In a recent study of people with insomnia, those who used passionflower extract over a 2-week period saw significant improvements in certain sleep parameters, compared with a placebo group (20).
These parameters were:
- Total sleep time
- Sleep efficiency or percentage of time spent asleep in bed rather than lying awake
- Time to wake up after sleep begins
On the other hand, a 1998 study compared the effects of a 1.2-gram passionflower supplement, traditional sleeping pills, and a placebo. Researchers found no difference between passionflower supplements and placebo (21).
More research is needed, but it’s worth noting that passion fruit intake is generally safe in adults. For now, it seems that passionflower may provide more benefits when consumed as a tea or extract rather than a supplement.
Passionflower tea or extract may help slightly improve sleep quality in some people. However, the evidence is mixed and some studies have found no effect. Therefore, more studies are needed.
Cannabidiol, more commonly known as CBD, is a sleep-promoting supplement that has earned the seal of approval from Kylie Ivanir, MS, RD, who runs her own private practice called Within Nutrition. “CBD, one of the main cannabinoids in the cannabis plant, interacts with the endocannabinoid system, which helps regulate many processes in the body.
“Research shows that CBD can have a calming effect that can help reduce stress and improve sleep quality. Also, if chronic pain is disrupting sleep, CBD has been shown to help alleviate pain and thus sleep. It directly promotes sleep, managing sleep-wake cycles in the brain. receptors,” he adds, pointing to this scientific review of cannabis, cannabinoids, and sleep.
Exactly how this works is unknown, but glycine is thought to work in part by lowering body temperature at bedtime, signaling it’s time to sleep (22).
In a 2006 study, insomniac participants consumed 3 grams of glycine or a placebo just before bed.
Those in the glycine group reported feeling less tired the next morning. They also said that their vitality, enthusiasm, and clear-headedness were higher the next morning (23).

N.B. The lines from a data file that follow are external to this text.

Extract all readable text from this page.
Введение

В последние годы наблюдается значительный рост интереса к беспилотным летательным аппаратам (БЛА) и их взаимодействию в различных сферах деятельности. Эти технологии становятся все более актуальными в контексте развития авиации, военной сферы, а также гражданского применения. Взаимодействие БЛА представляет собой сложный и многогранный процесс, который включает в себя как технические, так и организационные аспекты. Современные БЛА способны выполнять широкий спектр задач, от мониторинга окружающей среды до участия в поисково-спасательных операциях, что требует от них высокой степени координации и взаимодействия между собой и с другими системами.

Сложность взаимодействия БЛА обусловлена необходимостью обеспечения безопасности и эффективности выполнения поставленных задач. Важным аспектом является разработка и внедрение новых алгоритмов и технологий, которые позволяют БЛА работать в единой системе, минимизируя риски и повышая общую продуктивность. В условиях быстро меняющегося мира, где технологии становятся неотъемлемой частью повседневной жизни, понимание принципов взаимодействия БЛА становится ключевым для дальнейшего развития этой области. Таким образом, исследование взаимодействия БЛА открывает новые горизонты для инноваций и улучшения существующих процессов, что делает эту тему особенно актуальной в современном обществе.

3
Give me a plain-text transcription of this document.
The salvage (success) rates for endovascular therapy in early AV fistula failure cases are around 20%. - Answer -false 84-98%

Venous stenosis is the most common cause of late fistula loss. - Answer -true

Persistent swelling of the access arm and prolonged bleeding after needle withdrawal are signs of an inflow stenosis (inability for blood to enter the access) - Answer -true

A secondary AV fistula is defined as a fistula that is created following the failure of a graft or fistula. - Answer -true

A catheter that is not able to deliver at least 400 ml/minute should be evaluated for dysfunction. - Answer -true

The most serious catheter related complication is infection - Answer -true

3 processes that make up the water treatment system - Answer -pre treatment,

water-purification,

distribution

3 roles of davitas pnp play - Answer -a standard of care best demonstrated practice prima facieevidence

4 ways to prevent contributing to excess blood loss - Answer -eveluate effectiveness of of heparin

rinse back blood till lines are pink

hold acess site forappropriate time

A 2007 study also investigated the effects of glycine in participants experiencing poor sleep. The researchers took measurements of their brain waves, heart rate, and breathing while they slept.
Participants who took 3 grams of glycine before bed showed improved objective measures of sleep quality compared to the placebo group. Glycine supplements also helped participants fall asleep faster (24).
According to a small study, glycine also improves daytime performance in people who are temporarily sleep deprived.
Participants’ sleep was restricted for 3 consecutive nights. They took either 3 grams of glycine or 3 grams of placebo each night before bed. The glycine group reported greater reductions in fatigue and daytime sleepiness (25).
You can buy glycine in pill form or as a powder that can be diluted in water. Getting 0.8 grams/kg of body weight per day seems safe, but more studies are needed. Many sleep study participants only gained 3 grams per day (26).
You can increase your glycine intake by eating nutrient-rich foods, including:
- Animal products such as bone broth, meat, eggs, poultry, and fish
- Fruits such as bananas and kiwis
Consuming glycine right before bed can help you fall asleep faster and improve the overall quality of your sleep.
10. Lemon Balm
Studies show that lemon balm can reduce anxiety and improve sleep disorders. We are all ears. (And hang it on the kettle to brew a few bags of lemon balm tea.)
As The Nutrition Twins shared in one of their newsletters, “This soothing herb reduces stress and lowers stress and cortisol. It can reduce depression and is great for insomnia.” They recommend brewing or supplementing with two or three bags of lemon balm tea. Another idea: “Add some liquid [lemon balm] extract to the water and even take it in the middle of the night if you’re tossing and turning.”